Not all Pylian slaves were native to Pylos. Groups of women and children, almost certainly slaves who carried out work for the kingdom, are registered in the Aa, Ab, and Ad series. In the tablets, the women are commonly referred to by adjectives derived from place-names. With comparable groups of female slaves in Knosos these adjectives in all clear cases are derived from place-names which lie within the kingdom. In Pylos, however, some of these adjectives are derived from place-names outside of the kingdom.
For example, there are women called Lamniai (from Lemnos), Milatiai (from Miletus), and Knidiai (from Cnidus), after places which lie along the western coast of Asia Minor. It is unlikely that Pylian administrators purchased these women in a slave market such as existed on the island of Delos in classical times, since, if this were the case, the women ought not all to have come from the same geographical region and similar groups of foreign-born slaves should have existed in Mycenaean kingdoms other than Pylos. In all likelihood, then, these women were captured in a plundering raid. Since these women were being kept at Pylos together with their children, the majority of the women must have been of approximately the same age; and therefore must have fallen victim to the raiders at about the same time.

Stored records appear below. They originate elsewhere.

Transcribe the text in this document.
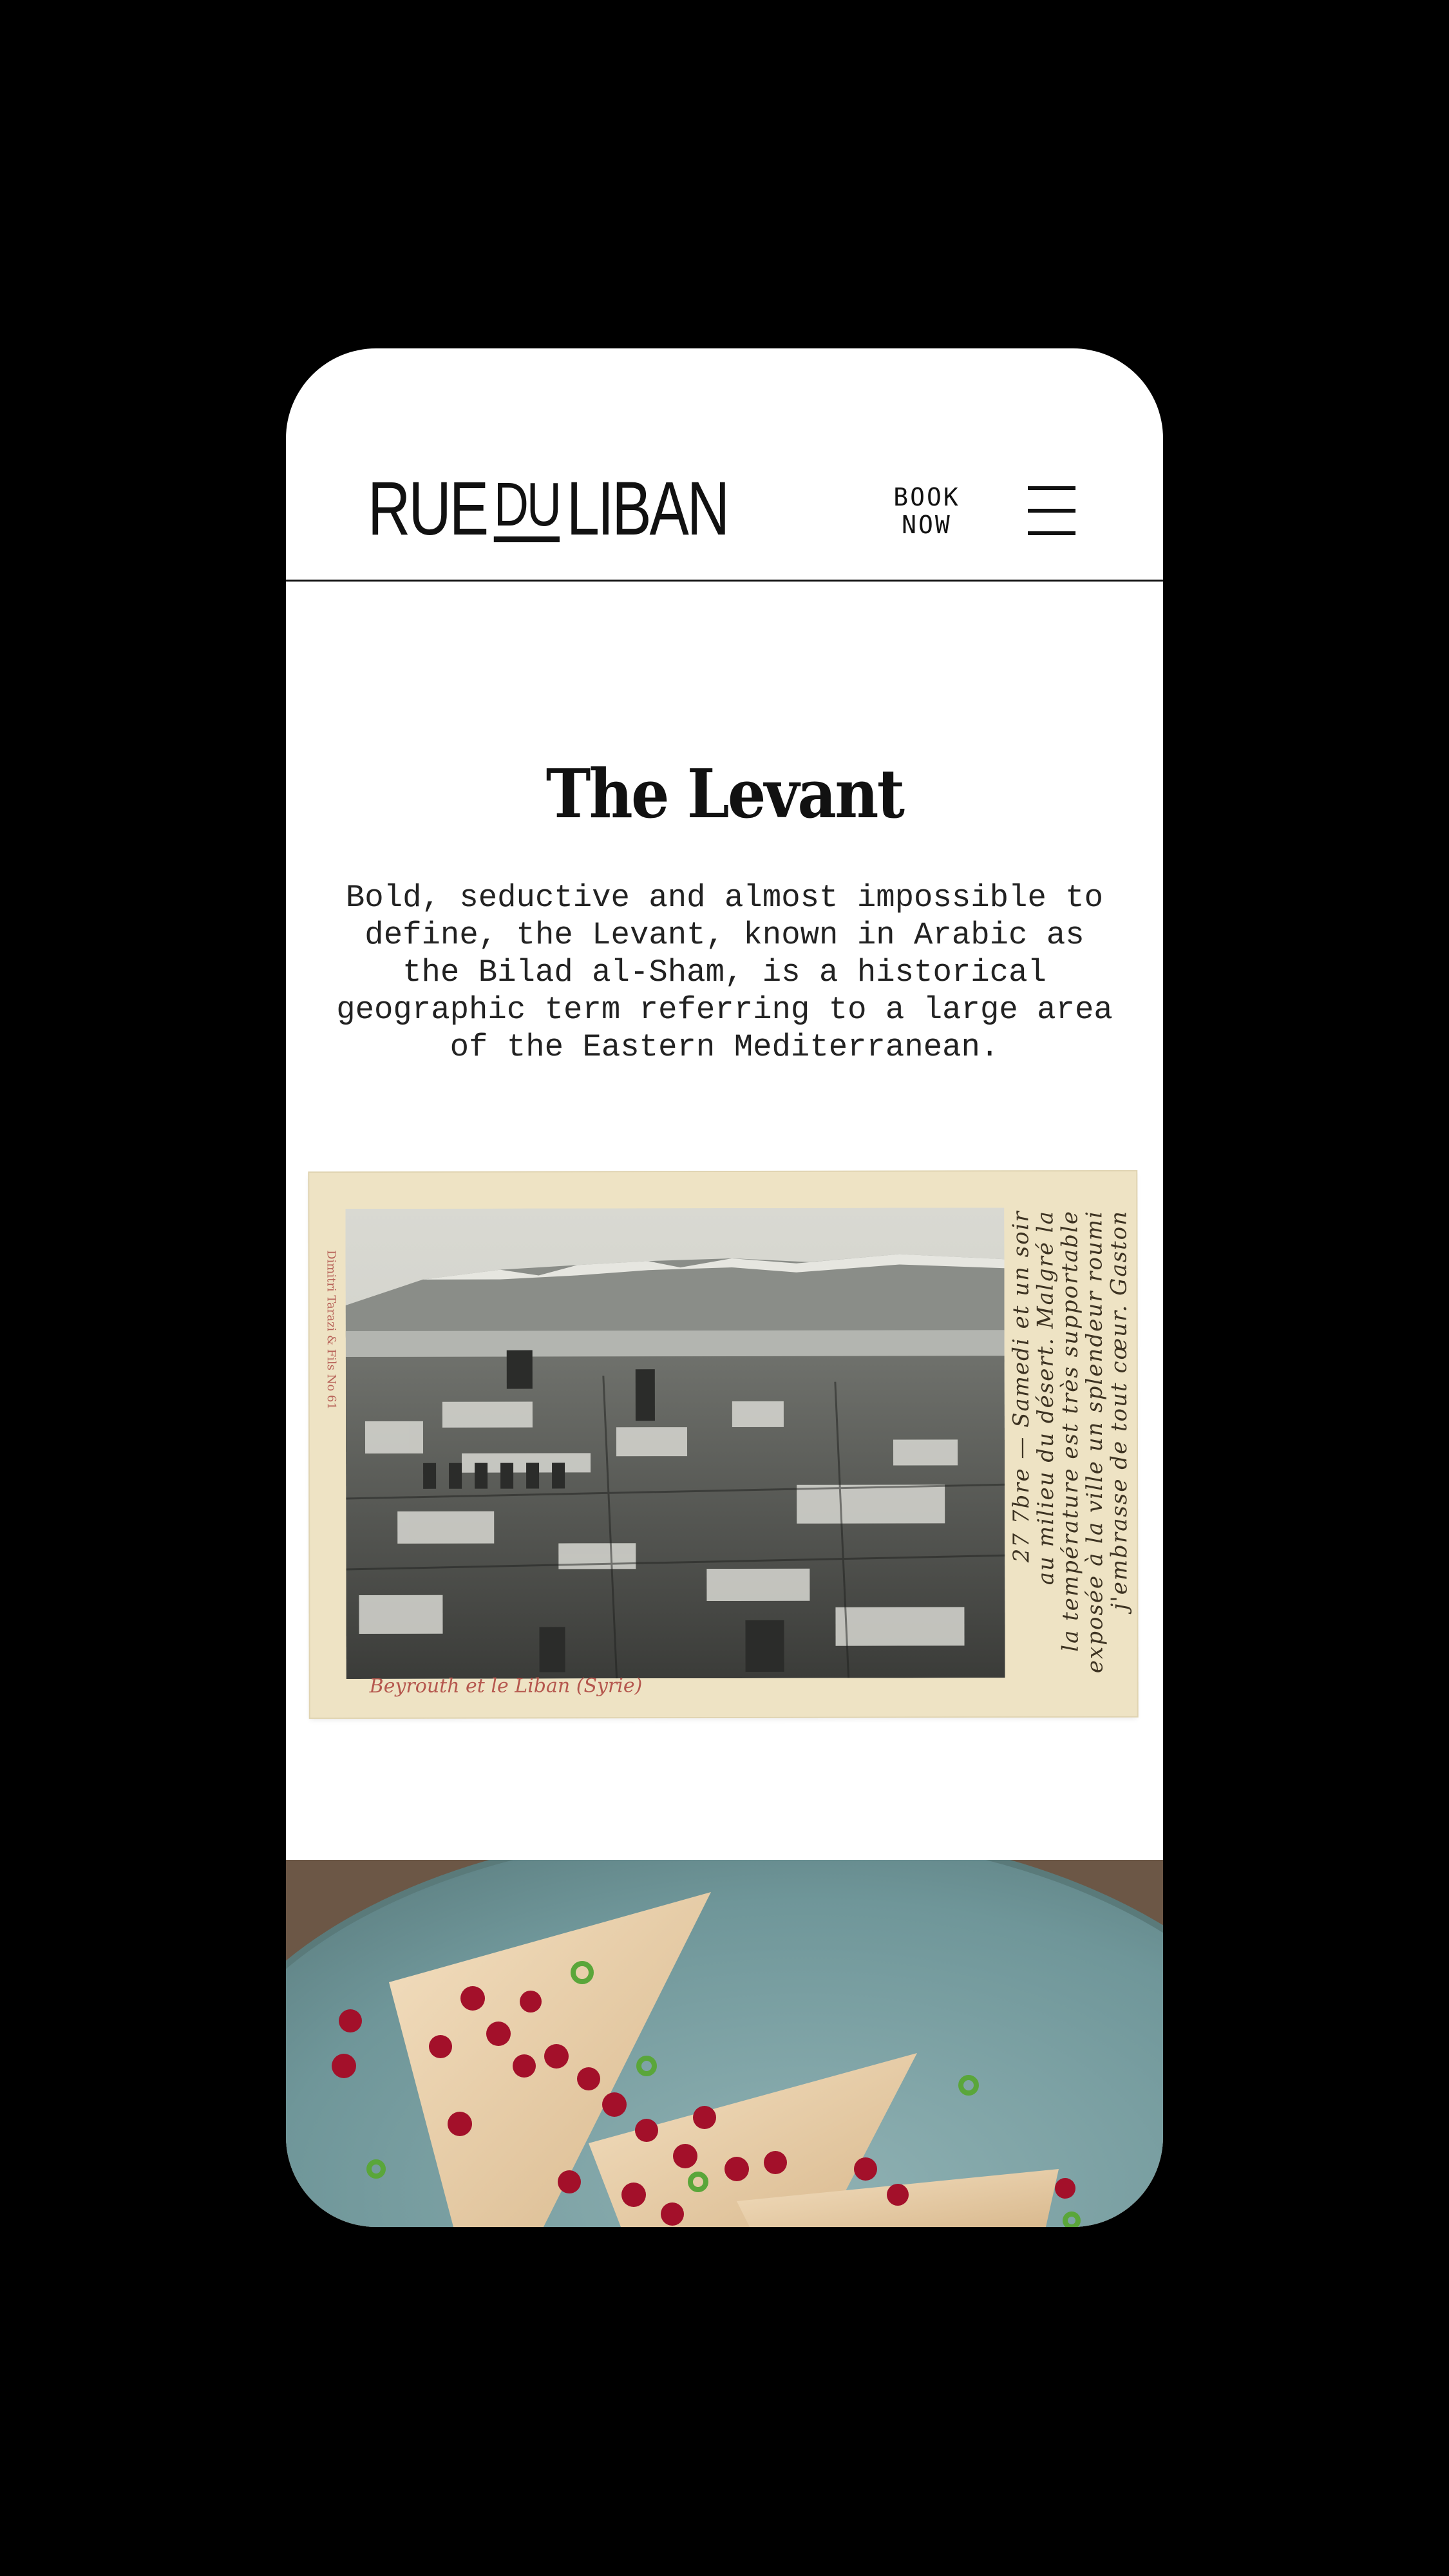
RUE DULIBAN	BOOK
NOW
The Levant

Bold, seductive and almost impossible to define, the Levant, known in Arabic as the Bilad al-Sham, is a historical geographic term referring to a large area of the Eastern Mediterranean.

Dimitri Tarazi & Fils No 61
Beyrouth et le Liban (Syrie)

27 7bre — Samedi et un soir

au milieu du désert. Malgré la

la température est très supportable

exposée à la ville un splendeur roumi

j'embrasse de tout cœur. Gaston
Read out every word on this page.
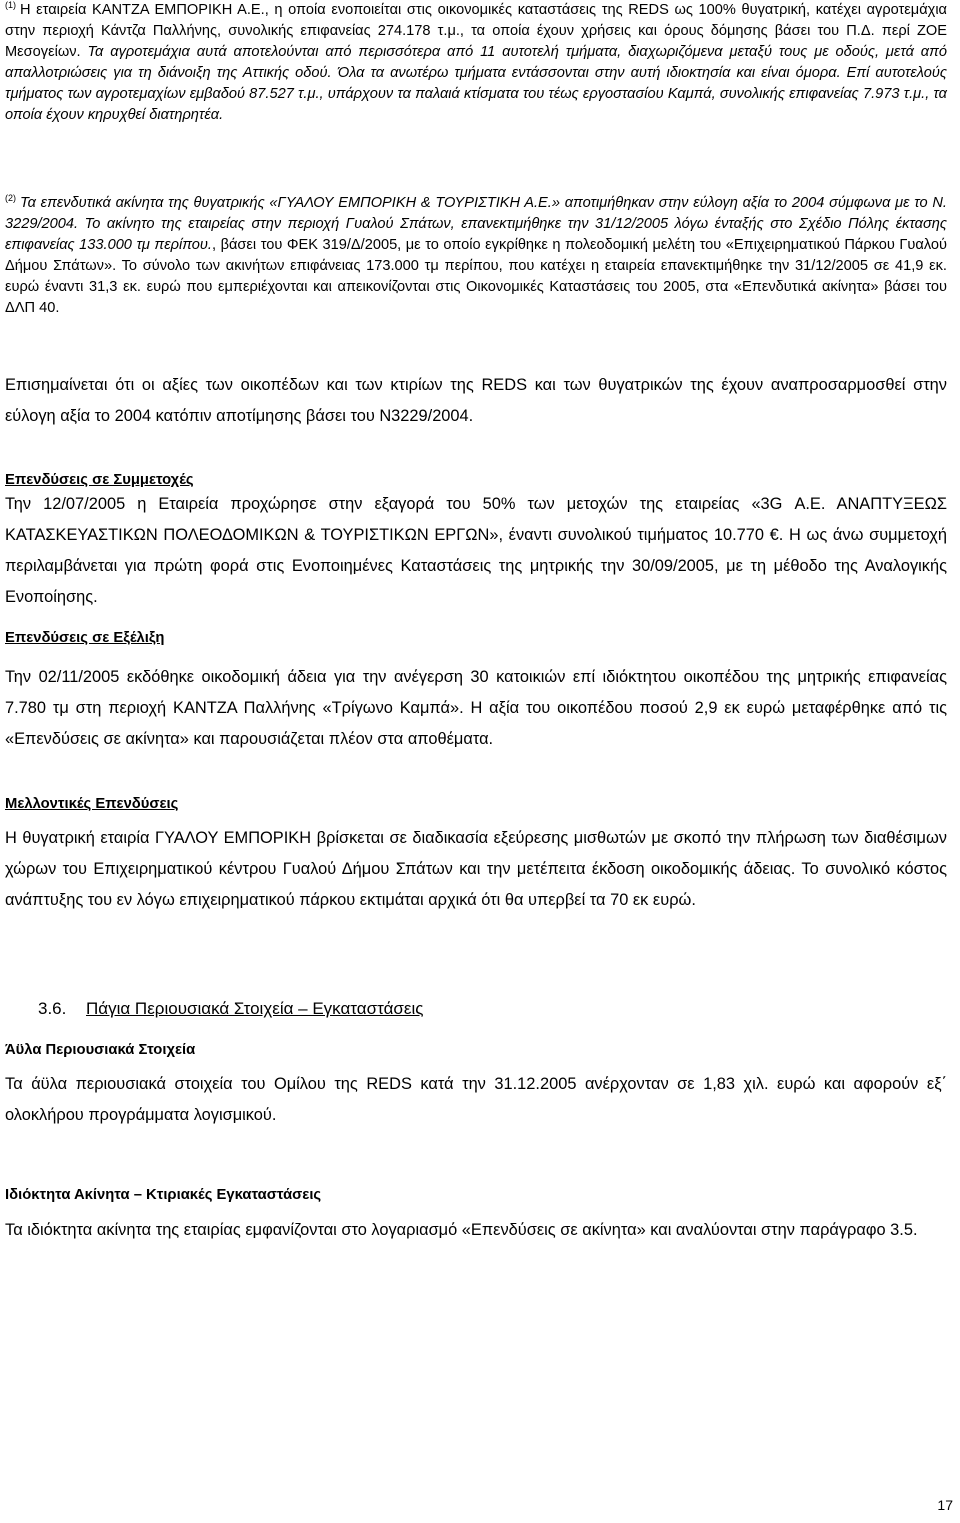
$^{(1)}$ Η εταιρεία ΚΑΝΤΖΑ ΕΜΠΟΡΙΚΗ Α.Ε., η οποία ενοποιείται στις οικονομικές καταστάσεις της REDS ως 100% θυγατρική, κατέχει αγροτεμάχια στην περιοχή Κάντζα Παλλήνης, συνολικής επιφανείας 274.178 τ.μ., τα οποία έχουν χρήσεις και όρους δόμησης βάσει του Π.Δ. περί ΖΟΕ Μεσογείων. Τα αγροτεμάχια αυτά αποτελούνται από περισσότερα από 11 αυτοτελή τμήματα, διαχωριζόμενα μεταξύ τους με οδούς, μετά από απαλλοτριώσεις για τη διάνοιξη της Αττικής οδού. Όλα τα ανωτέρω τμήματα εντάσσονται στην αυτή ιδιοκτησία και είναι όμορα. Επί αυτοτελούς τμήματος των αγροτεμαχίων εμβαδού 87.527 τ.μ., υπάρχουν τα παλαιά κτίσματα του τέως εργοστασίου Καμπά, συνολικής επιφανείας 7.973 τ.μ., τα οποία έχουν κηρυχθεί διατηρητέα.
$^{(2)}$ Τα επενδυτικά ακίνητα της θυγατρικής «ΓΥΑΛΟΥ ΕΜΠΟΡΙΚΗ & ΤΟΥΡΙΣΤΙΚΗ Α.Ε.» αποτιμήθηκαν στην εύλογη αξία το 2004 σύμφωνα με το Ν. 3229/2004. Το ακίνητο της εταιρείας στην περιοχή Γυαλού Σπάτων, επανεκτιμήθηκε την 31/12/2005 λόγω ένταξής στο Σχέδιο Πόλης έκτασης επιφανείας 133.000 τμ περίπου., βάσει του ΦΕΚ 319/Δ/2005, με το οποίο εγκρίθηκε η πολεοδομική μελέτη του «Επιχειρηματικού Πάρκου Γυαλού Δήμου Σπάτων». Το σύνολο των ακινήτων επιφάνειας 173.000 τμ περίπου, που κατέχει η εταιρεία επανεκτιμήθηκε την 31/12/2005 σε 41,9 εκ. ευρώ έναντι 31,3 εκ. ευρώ που εμπεριέχονται και απεικονίζονται στις Οικονομικές Καταστάσεις του 2005, στα «Επενδυτικά ακίνητα» βάσει του ΔΛΠ 40.
Επισημαίνεται ότι οι αξίες των οικοπέδων και των κτιρίων της REDS και των θυγατρικών της έχουν αναπροσαρμοσθεί στην εύλογη αξία το 2004 κατόπιν αποτίμησης βάσει του Ν3229/2004.
Επενδύσεις σε Συμμετοχές
Την 12/07/2005 η Εταιρεία προχώρησε στην εξαγορά του 50% των μετοχών της εταιρείας «3G Α.Ε. ΑΝΑΠΤΥΞΕΩΣ ΚΑΤΑΣΚΕΥΑΣΤΙΚΩΝ ΠΟΛΕΟΔΟΜΙΚΩΝ & ΤΟΥΡΙΣΤΙΚΩΝ ΕΡΓΩΝ», έναντι συνολικού τιμήματος 10.770 €. Η ως άνω συμμετοχή περιλαμβάνεται για πρώτη φορά στις Ενοποιημένες Καταστάσεις της μητρικής την 30/09/2005, με τη μέθοδο της Αναλογικής Ενοποίησης.
Επενδύσεις σε Εξέλιξη
Την 02/11/2005 εκδόθηκε οικοδομική άδεια για την ανέγερση 30 κατοικιών επί ιδιόκτητου οικοπέδου της μητρικής επιφανείας 7.780 τμ στη περιοχή ΚΑΝΤΖΑ Παλλήνης «Τρίγωνο Καμπά». Η αξία του οικοπέδου ποσού 2,9 εκ ευρώ μεταφέρθηκε από τις «Επενδύσεις σε ακίνητα» και παρουσιάζεται πλέον στα αποθέματα.
Μελλοντικές Επενδύσεις
Η θυγατρική εταιρία ΓΥΑΛΟΥ ΕΜΠΟΡΙΚΗ βρίσκεται σε διαδικασία εξεύρεσης μισθωτών με σκοπό την πλήρωση των διαθέσιμων χώρων του Επιχειρηματικού κέντρου Γυαλού Δήμου Σπάτων και την μετέπειτα έκδοση οικοδομικής άδειας. Το συνολικό κόστος ανάπτυξης του εν λόγω επιχειρηματικού πάρκου εκτιμάται αρχικά ότι θα υπερβεί τα 70 εκ ευρώ.
3.6. Πάγια Περιουσιακά Στοιχεία – Εγκαταστάσεις
Άϋλα Περιουσιακά Στοιχεία
Τα άϋλα περιουσιακά στοιχεία του Ομίλου της REDS κατά την 31.12.2005 ανέρχονταν σε 1,83 χιλ. ευρώ και αφορούν εξ΄ ολοκλήρου προγράμματα λογισμικού.
Ιδιόκτητα Ακίνητα – Κτιριακές Εγκαταστάσεις
Τα ιδιόκτητα ακίνητα της εταιρίας εμφανίζονται στο λογαριασμό «Επενδύσεις σε ακίνητα» και αναλύονται στην παράγραφο 3.5.
17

It seems, then, that at some point within the last generation of the kingdom, the Pylians carried out a great raid along the coast of western Anatolia and captured groups of women and children to work as slaves. Interestingly the Homeric epics, in particular the Iliad, tell the story of a great expedition from the Greek mainland against a king in western Anatolia, Priam of Troy. The Pylian slave-raid may provide part of the historical context before which this (highly fictionalized) story arose.